Treasury, IRS Give Big Win to Real Estate Professionals in Qualified Business Income Rule

Posted on January 28, 2019.

Originally posted by REBIC.

The Treasury Department and the Internal Revenue Service issued final regulations regarding the new 20 percent deduction on qualified business income. As Americans begin preparations for the 2018 tax filing season, real estate professionals have been uncertain about the true impact of the 2017 Tax Cuts and Jobs Act on their respective businesses. Friday’s ruling from Treasury and the IRS, however, signaled a significant victory for the real estate industry and for many of the National Association of Realtors®’ 1.3 million members.

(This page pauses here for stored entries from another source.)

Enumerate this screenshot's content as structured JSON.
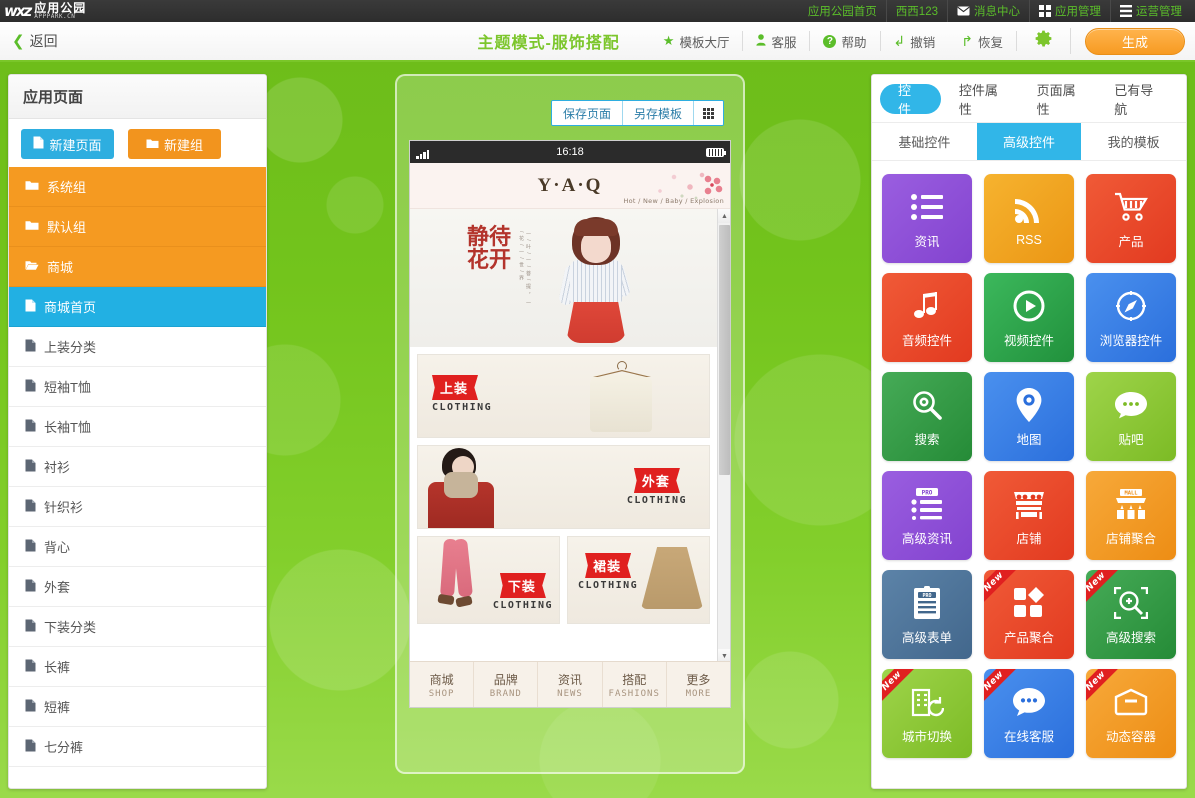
{
  "brand": {
    "mark": "APP",
    "cn": "应用公园",
    "en": "APPPARK.CN"
  },
  "topnav": [
    {
      "label": "应用公园首页",
      "icon": "home-icon"
    },
    {
      "label": "西西123",
      "icon": "user-icon"
    },
    {
      "label": "消息中心",
      "icon": "envelope-icon"
    },
    {
      "label": "应用管理",
      "icon": "grid-icon"
    },
    {
      "label": "运营管理",
      "icon": "list-icon"
    }
  ],
  "toolbar": {
    "back_label": "返回",
    "title": "主题模式-服饰搭配",
    "items": [
      {
        "label": "模板大厅",
        "icon": "star-icon"
      },
      {
        "label": "客服",
        "icon": "user-icon"
      },
      {
        "label": "帮助",
        "icon": "question-icon"
      },
      {
        "label": "撤销",
        "icon": "undo-icon"
      },
      {
        "label": "恢复",
        "icon": "redo-icon"
      }
    ],
    "settings_icon": "gear-icon",
    "generate_label": "生成"
  },
  "sidebar": {
    "title": "应用页面",
    "new_page_label": "新建页面",
    "new_group_label": "新建组",
    "rows": [
      {
        "label": "系统组",
        "type": "group",
        "icon": "folder-icon",
        "active": false
      },
      {
        "label": "默认组",
        "type": "group",
        "icon": "folder-icon",
        "active": false
      },
      {
        "label": "商城",
        "type": "group",
        "icon": "folder-open-icon",
        "active": false
      },
      {
        "label": "商城首页",
        "type": "page",
        "icon": "file-icon",
        "active": true
      },
      {
        "label": "上装分类",
        "type": "page",
        "icon": "file-icon",
        "active": false
      },
      {
        "label": "短袖T恤",
        "type": "page",
        "icon": "file-icon",
        "active": false
      },
      {
        "label": "长袖T恤",
        "type": "page",
        "icon": "file-icon",
        "active": false
      },
      {
        "label": "衬衫",
        "type": "page",
        "icon": "file-icon",
        "active": false
      },
      {
        "label": "针织衫",
        "type": "page",
        "icon": "file-icon",
        "active": false
      },
      {
        "label": "背心",
        "type": "page",
        "icon": "file-icon",
        "active": false
      },
      {
        "label": "外套",
        "type": "page",
        "icon": "file-icon",
        "active": false
      },
      {
        "label": "下装分类",
        "type": "page",
        "icon": "file-icon",
        "active": false
      },
      {
        "label": "长裤",
        "type": "page",
        "icon": "file-icon",
        "active": false
      },
      {
        "label": "短裤",
        "type": "page",
        "icon": "file-icon",
        "active": false
      },
      {
        "label": "七分裤",
        "type": "page",
        "icon": "file-icon",
        "active": false
      }
    ]
  },
  "preview": {
    "save_page_label": "保存页面",
    "save_template_label": "另存模板",
    "qr_icon": "qr-code-icon",
    "status_time": "16:18",
    "app_logo": "Y·A·Q",
    "app_tagline": "Hot / New / Baby / Explosion",
    "hero_title": "静待花开",
    "hero_sub": "一 / 叶 / 一 / 菩 / 提 ， 一 / 花 / 一 / 世 / 界",
    "banners": [
      {
        "tag_cn": "上装",
        "tag_en": "CLOTHING",
        "art": "shirt-hanger",
        "side": "left"
      },
      {
        "tag_cn": "外套",
        "tag_en": "CLOTHING",
        "art": "coat-girl",
        "side": "right"
      }
    ],
    "half_banners": [
      {
        "tag_cn": "下装",
        "tag_en": "CLOTHING",
        "art": "pink-pants",
        "side": "right"
      },
      {
        "tag_cn": "裙装",
        "tag_en": "CLOTHING",
        "art": "khaki-skirt",
        "side": "left"
      }
    ],
    "nav": [
      {
        "cn": "商城",
        "en": "SHOP"
      },
      {
        "cn": "品牌",
        "en": "BRAND"
      },
      {
        "cn": "资讯",
        "en": "NEWS"
      },
      {
        "cn": "搭配",
        "en": "FASHIONS"
      },
      {
        "cn": "更多",
        "en": "MORE"
      }
    ]
  },
  "rightpanel": {
    "tabs": [
      {
        "label": "控件",
        "active": true
      },
      {
        "label": "控件属性",
        "active": false
      },
      {
        "label": "页面属性",
        "active": false
      },
      {
        "label": "已有导航",
        "active": false
      }
    ],
    "subtabs": [
      {
        "label": "基础控件",
        "active": false
      },
      {
        "label": "高级控件",
        "active": true
      },
      {
        "label": "我的模板",
        "active": false
      }
    ],
    "new_badge_label": "New",
    "widgets": [
      {
        "label": "资讯",
        "icon": "news-list-icon",
        "color": "#8b4fd4",
        "new": false
      },
      {
        "label": "RSS",
        "icon": "rss-icon",
        "color": "#f0a41e",
        "new": false
      },
      {
        "label": "产品",
        "icon": "cart-icon",
        "color": "#e8442a",
        "new": false
      },
      {
        "label": "音频控件",
        "icon": "music-note-icon",
        "color": "#e8442a",
        "new": false
      },
      {
        "label": "视频控件",
        "icon": "play-circle-icon",
        "color": "#27a345",
        "new": false
      },
      {
        "label": "浏览器控件",
        "icon": "compass-icon",
        "color": "#2f7fe8",
        "new": false
      },
      {
        "label": "搜索",
        "icon": "magnifier-icon",
        "color": "#2f9e44",
        "new": false
      },
      {
        "label": "地图",
        "icon": "map-pin-icon",
        "color": "#2f7fe8",
        "new": false
      },
      {
        "label": "贴吧",
        "icon": "chat-bubble-icon",
        "color": "#8bc734",
        "new": false
      },
      {
        "label": "高级资讯",
        "icon": "pro-list-icon",
        "color": "#8b4fd4",
        "new": false
      },
      {
        "label": "店铺",
        "icon": "shop-icon",
        "color": "#e8442a",
        "new": false
      },
      {
        "label": "店铺聚合",
        "icon": "mall-icon",
        "color": "#f0982a",
        "new": false
      },
      {
        "label": "高级表单",
        "icon": "pro-clipboard-icon",
        "color": "#4b7296",
        "new": false
      },
      {
        "label": "产品聚合",
        "icon": "tiles-icon",
        "color": "#e8442a",
        "new": true
      },
      {
        "label": "高级搜索",
        "icon": "zoom-in-icon",
        "color": "#2f9e44",
        "new": true
      },
      {
        "label": "城市切换",
        "icon": "city-switch-icon",
        "color": "#8bc734",
        "new": true
      },
      {
        "label": "在线客服",
        "icon": "chat-support-icon",
        "color": "#2f7fe8",
        "new": true
      },
      {
        "label": "动态容器",
        "icon": "container-icon",
        "color": "#f0982a",
        "new": true
      }
    ]
  },
  "colors": {
    "page_bg": "#74c41d",
    "accent_blue": "#31b6e8",
    "accent_orange": "#f2941e",
    "dark_bar": "#2d2d2d",
    "green_text": "#5bbd2a"
  }
}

“Friday’s ruling is a result of several months of advocacy and collaboration between NAR, our members, and the administration,” said NAR President John Smaby. “These final guidelines will allow real estate professionals to benefit from the Section 199A 20 percent pass-through deduction, a move that will empower Realtors® to expand their operations and provide improved services to consumers and potential homebuyers across the country. The National Association of Realtors® is grateful for the openness and transparency encouraged by Treasury and the IRS, and we thank them for their hard work to ensure the real estate community was heard throughout this rulemaking process.”

A central component of the new tax law is a reduction of the corporate tax rate – from 35 to 21 percent. However, since nine out of ten American businesses are structured as pass-through entities rather than corporations, the Section 199A provision provides critical tax deductions for small businesses and self-employed independent contractors, which is how many real estate professionals are classified.